Como se vê do texto, o valor do salário mínimo deve ser fixado em lei e com valor unificado nacionalmente. O texto não fala em critérios para fixação do valor, mas na própria fixação do valor, e o problema poderia se resolver pela reles interpretação gramatical. Logo, pela mera leitura do texto já se poderia inferir a inconstitucionalidade da delegação da fixação do valor por decreto.
É que a Constituição não tem palavras vãs. É o salário quem deve ser ficado por lei, não os critérios para sua fixação.
Mas continuemos, por mero amor ao debate.
O Presidente da República tem matérias a ele reservadas para iniciativa. Isto é, somente o presidente pode iniciar o Processo legislativo. Aqui não se cuida de delegação legislativa, mas do Poder que se dá ao executivo de, em determinadas matérias, ser o único que pode iniciar a discussão, submetendo-se o Projeto de Lei ao Congresso Nacional.
Mas há matérias em que o Presidente, por expressa decisão da Constituição, pode legislar com leis materiais, que só serão formalmente leis se aprovadas pelo Congresso.

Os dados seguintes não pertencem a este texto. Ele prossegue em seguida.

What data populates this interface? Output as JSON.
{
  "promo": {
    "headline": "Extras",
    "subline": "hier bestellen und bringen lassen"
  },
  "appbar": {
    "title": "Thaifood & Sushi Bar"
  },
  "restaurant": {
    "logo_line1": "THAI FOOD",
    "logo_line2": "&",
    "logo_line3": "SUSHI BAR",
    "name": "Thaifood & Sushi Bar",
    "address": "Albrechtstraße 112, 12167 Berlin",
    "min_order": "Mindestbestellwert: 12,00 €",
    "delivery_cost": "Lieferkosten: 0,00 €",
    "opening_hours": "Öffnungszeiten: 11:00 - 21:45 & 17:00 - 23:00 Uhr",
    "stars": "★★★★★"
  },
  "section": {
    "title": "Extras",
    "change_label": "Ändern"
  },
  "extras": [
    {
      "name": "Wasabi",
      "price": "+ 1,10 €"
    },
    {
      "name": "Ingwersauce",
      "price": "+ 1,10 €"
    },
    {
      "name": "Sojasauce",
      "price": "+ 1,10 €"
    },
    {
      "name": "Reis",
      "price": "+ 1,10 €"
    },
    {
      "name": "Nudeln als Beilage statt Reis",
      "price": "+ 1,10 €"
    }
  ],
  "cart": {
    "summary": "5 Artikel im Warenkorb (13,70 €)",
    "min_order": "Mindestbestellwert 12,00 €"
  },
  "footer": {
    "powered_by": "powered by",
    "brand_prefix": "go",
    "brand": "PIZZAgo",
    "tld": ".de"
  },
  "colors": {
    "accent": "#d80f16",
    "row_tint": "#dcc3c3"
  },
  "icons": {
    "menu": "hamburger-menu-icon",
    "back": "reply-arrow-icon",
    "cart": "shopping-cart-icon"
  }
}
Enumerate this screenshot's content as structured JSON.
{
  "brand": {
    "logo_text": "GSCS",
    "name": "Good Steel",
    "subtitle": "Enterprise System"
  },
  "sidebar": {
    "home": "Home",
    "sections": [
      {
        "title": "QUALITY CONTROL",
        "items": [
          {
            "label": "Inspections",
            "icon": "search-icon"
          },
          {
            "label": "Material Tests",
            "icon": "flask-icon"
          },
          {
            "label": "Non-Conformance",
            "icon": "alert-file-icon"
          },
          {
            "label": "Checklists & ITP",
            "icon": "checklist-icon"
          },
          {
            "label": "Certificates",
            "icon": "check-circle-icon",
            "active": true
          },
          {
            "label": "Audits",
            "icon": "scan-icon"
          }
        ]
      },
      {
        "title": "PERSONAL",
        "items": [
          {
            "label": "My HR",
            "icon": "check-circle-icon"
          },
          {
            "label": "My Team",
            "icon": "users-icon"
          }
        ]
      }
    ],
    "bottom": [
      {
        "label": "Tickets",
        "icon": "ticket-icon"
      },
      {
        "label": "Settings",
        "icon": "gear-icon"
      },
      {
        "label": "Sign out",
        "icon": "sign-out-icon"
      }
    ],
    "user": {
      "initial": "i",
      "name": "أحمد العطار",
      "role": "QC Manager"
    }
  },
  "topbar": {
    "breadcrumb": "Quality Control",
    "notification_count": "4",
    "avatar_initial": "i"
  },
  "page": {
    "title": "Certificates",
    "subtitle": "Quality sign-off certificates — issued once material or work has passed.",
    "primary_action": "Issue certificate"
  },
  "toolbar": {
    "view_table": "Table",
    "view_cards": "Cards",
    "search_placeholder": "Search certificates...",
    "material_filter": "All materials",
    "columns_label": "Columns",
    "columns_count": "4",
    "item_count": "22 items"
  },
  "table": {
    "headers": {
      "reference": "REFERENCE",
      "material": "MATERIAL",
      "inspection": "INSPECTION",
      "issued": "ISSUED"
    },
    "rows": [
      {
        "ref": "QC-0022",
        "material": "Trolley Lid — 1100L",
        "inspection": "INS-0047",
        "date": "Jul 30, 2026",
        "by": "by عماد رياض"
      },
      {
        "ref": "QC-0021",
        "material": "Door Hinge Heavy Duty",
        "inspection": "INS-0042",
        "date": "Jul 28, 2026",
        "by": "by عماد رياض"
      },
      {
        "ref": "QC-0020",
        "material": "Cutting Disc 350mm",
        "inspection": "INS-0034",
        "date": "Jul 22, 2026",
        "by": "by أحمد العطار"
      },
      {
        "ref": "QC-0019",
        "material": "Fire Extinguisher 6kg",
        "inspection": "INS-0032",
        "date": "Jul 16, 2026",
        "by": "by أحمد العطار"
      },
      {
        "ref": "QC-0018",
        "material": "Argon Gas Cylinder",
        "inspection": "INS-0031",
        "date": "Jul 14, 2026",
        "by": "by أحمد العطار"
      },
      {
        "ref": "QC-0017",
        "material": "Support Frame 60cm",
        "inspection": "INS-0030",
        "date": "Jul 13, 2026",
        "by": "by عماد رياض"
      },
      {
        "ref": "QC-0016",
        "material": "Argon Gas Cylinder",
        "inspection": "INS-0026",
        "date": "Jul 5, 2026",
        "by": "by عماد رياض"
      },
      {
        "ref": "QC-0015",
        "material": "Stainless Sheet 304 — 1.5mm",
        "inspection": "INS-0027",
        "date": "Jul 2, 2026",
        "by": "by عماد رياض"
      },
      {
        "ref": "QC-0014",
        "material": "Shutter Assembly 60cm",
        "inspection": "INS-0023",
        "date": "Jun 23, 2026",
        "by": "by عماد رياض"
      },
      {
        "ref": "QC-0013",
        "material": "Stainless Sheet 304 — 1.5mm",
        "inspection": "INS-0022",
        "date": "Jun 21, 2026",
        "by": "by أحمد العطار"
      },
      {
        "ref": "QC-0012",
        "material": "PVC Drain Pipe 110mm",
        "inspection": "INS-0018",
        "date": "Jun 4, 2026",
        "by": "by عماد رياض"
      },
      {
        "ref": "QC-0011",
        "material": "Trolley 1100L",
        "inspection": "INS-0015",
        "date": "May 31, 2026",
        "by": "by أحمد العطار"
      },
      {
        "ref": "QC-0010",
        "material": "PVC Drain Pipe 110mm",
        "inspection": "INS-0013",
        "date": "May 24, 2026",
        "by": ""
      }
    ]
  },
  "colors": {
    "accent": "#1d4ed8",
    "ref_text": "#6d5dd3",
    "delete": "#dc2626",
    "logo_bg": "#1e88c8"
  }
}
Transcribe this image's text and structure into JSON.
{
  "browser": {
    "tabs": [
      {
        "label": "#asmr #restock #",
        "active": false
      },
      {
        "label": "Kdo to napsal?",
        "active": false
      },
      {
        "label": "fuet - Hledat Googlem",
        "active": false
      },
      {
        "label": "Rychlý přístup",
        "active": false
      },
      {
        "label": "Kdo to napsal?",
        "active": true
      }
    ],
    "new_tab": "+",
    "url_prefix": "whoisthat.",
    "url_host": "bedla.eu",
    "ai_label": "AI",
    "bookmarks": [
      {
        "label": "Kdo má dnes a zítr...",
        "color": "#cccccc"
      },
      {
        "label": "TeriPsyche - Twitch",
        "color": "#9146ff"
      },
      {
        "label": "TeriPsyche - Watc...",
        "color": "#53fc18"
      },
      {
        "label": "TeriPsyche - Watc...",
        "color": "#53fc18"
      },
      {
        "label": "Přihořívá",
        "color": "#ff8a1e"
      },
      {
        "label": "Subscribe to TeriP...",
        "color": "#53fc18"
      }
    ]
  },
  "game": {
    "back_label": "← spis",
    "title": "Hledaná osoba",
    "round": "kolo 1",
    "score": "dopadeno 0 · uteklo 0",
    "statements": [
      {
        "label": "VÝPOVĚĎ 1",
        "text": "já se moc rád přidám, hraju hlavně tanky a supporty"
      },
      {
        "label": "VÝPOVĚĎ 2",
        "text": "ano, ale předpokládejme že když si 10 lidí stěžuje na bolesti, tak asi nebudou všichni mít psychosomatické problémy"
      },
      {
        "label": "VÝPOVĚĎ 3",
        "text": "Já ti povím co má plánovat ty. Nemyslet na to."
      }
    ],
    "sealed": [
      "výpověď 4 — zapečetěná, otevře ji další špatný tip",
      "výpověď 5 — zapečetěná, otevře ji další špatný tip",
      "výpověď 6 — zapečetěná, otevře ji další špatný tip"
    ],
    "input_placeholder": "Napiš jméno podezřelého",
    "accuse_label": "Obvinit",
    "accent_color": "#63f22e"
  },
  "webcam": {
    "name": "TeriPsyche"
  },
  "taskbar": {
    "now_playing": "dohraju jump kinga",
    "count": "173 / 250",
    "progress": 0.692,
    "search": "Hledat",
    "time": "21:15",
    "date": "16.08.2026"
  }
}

São as Medidas Provisórias.
E há as matérias que o Congresso Nacional pode delegar a competência legislativa para o Presidente da República, por meio de resolução, definidos expressamente os limites da Delegação. São as chamadas Leis Delegadas, que existem na Constituição Federal.
Para que essa Delegação ocorra é necessário estar conforme ao que determina o art. 68 da Constituição: seguimento do rito próprio e solicitação formal do Presidente.
Solicitar significa que o Presidente não pode legislar sem autorização e, mais que isso, só o Congresso Nacional, por rito próprio, pode delegar.
Ademais, se exige que a Resolução do Congresso Nacional (logo, votada e publicada pela Mesa do Congresso, sem nenhuma participação ou possibilidade de veto pela Presidência da Republica) especifique os limites à delegação de forma clara, para que tenha parâmetros de aferição se o Presidente invadiu competência que não lhe fora delegada.
Há conteúdos impróprios para delegação (melhor seria dizer VEDADOS) entre eles nacionalidade, cidadania, direitos individuais, políticos e  eleitorais. De toda sorte, repare-se que o Congresso Nacional, caso queira delegar a Função Legislativa ao Presidente (ainda que com limites e prazo para exercício) não pode dispensar o veiculo em que o Presidente editará a norma decorrente da Delegação: será necessariamente por Lei. Somente essa Lei não será apreciada pelo rito próprio do Congresso Nacional (há dois ritos para a apreciação de delegação: 1) o Congresso pode delegar inteiramente e o Presidente editar a lei sem qualquer necessidade de aprovação do Congresso ou, o Congresso Nacional pode delegar, mas exigir que a Lei lhe seja apresentada para apreciação; nesse caso, não se permitem emendas e o Congresso aprova ou veta inteiramente o texto).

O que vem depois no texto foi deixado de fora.